COLUMBIA, South Carolina — Former Arkansas Gov. Mike Huckabee (R) ripped the Republican Party during a South Carolina speech today, saying he doesn’t want to be associated with a party that would zero-out foreign aid and calling such a move “un-Christian.”
Speaking at a U.S. Global Leadership Coalition luncheon in Columbia, Huckabee told the largely-Republican crowd that their party had lost its way on the issue of foreign aid. In debate after debate, Republican presidential candidates have competed to determine which of them could be the most critical of American foreign aid funding. When the candidates gathered in South Carolina last fall, Newt Gingrich, Rick Perry, and Mitt Romney all proposed zeroing out foreign aid funding. “You ought to start off at zero and say, explain to me why I should give you a penny,” Gingrich said.
Huckabee, who was tasked with introducing Gingrich at the event, addressed the Republican Party’s dismissal of foreign aid, calling the notion “outrightly foolish” and “extraordinarily disagreeable.” The former Arkansas governor, also an ordained Baptist preacher, went on to say that not taking action to help those living in poverty around the world “would be un-Christian.”
HUCKABEE: I resent the idea that the conservative viewpoint somehow is at odds with the idea of strategic investment in countries around the globe. I not only disagree with it, I find it extraordinarily disagreeable. [...] To be honest with you, you go to a lot of political rallies, you can get an applause that will raise the roof if you just say, “we’re going to get rid of all foreign aid. We’re going to cut it all.” But it’s shortsighted if not outrightly foolish.

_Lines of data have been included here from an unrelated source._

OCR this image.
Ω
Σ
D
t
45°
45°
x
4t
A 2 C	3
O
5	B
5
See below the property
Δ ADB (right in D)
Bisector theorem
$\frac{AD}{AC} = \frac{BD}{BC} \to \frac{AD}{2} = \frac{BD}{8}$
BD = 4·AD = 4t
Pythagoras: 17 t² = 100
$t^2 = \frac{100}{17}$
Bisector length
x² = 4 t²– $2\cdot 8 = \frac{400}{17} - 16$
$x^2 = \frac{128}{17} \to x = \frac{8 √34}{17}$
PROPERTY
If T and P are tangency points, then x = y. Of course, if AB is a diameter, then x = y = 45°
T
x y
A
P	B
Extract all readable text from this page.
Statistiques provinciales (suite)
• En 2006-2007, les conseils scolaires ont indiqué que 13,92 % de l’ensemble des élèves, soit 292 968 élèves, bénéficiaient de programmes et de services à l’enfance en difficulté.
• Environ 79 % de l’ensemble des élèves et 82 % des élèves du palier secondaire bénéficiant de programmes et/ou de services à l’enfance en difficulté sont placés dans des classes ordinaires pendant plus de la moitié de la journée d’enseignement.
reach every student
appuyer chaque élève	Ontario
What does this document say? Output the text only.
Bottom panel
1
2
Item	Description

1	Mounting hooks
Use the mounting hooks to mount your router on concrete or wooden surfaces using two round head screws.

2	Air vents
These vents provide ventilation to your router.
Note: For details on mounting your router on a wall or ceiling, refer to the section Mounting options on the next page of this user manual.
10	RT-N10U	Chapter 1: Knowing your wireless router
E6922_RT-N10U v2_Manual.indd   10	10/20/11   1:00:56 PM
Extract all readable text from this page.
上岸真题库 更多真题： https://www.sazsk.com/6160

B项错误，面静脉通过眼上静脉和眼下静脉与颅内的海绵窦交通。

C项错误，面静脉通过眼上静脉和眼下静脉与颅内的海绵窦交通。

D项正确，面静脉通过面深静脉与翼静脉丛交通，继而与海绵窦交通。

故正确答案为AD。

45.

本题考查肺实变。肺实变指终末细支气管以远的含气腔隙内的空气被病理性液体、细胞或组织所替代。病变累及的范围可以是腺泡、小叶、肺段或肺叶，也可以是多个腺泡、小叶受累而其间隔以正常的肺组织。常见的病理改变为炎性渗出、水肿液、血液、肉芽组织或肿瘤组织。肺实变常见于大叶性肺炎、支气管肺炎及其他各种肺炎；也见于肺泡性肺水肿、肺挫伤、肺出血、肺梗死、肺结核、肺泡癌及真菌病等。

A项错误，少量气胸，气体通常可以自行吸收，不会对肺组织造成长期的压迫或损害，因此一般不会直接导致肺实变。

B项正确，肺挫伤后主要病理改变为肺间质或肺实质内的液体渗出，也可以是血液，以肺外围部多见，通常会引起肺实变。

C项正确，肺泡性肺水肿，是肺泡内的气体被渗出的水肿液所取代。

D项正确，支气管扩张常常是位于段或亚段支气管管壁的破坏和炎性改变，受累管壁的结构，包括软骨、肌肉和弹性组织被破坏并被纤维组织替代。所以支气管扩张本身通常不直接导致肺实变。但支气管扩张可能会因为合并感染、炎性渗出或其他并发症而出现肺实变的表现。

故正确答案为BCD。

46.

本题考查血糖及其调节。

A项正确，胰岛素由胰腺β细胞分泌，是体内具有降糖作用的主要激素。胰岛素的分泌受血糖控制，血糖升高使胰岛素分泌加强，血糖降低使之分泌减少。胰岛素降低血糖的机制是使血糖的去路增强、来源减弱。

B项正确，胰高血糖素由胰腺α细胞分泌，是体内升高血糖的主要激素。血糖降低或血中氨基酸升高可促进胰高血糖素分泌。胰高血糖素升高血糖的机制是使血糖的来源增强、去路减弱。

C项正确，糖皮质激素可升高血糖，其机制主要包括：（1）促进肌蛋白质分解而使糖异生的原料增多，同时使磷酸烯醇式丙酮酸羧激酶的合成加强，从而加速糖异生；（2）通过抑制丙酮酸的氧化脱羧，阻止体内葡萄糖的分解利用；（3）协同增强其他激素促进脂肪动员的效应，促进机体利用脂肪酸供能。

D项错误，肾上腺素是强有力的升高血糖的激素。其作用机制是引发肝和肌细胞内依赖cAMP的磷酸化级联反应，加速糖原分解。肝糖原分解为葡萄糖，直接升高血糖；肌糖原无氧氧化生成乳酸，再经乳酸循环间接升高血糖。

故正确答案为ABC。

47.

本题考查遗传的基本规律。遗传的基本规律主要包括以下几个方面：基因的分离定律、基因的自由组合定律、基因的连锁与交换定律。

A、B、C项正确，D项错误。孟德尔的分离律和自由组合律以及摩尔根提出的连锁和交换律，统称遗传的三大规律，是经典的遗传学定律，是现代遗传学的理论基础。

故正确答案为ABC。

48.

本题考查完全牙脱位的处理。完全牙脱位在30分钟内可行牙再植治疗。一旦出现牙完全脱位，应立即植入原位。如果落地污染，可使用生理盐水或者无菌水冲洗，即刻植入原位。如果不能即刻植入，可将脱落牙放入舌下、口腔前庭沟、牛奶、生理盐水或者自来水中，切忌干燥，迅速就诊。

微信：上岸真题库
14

The simple reality is that every time America is making its presence known in any government across the world, it will be far more effective when it delivers bread than when it delivers bombs. And the next thing I think we ought to do, if we really are the Christians we claim to be, is to want to make sure that we do not turn our backs on the suffering we see. [...] As as a Christian believer myself, it would be impossible for me to have read the gospels of Jesus, to look upon a scene like that and not be moved to the point of action, and to just simply be moved to the point of compassion that did not result in doing something, would be un-Christian.
Watch the highlights from Huckabee’s remarks:
Gingrich spoke at the event immediately following Huckabee, but did not address the former Arkansas governor’s comments or his opposition to foreign aid. Gingrich instead claimed that preparing for an electromagnetic pulse attack — what scientists and nuclear experts dismiss as “far-fetched” — was a good use of American resources.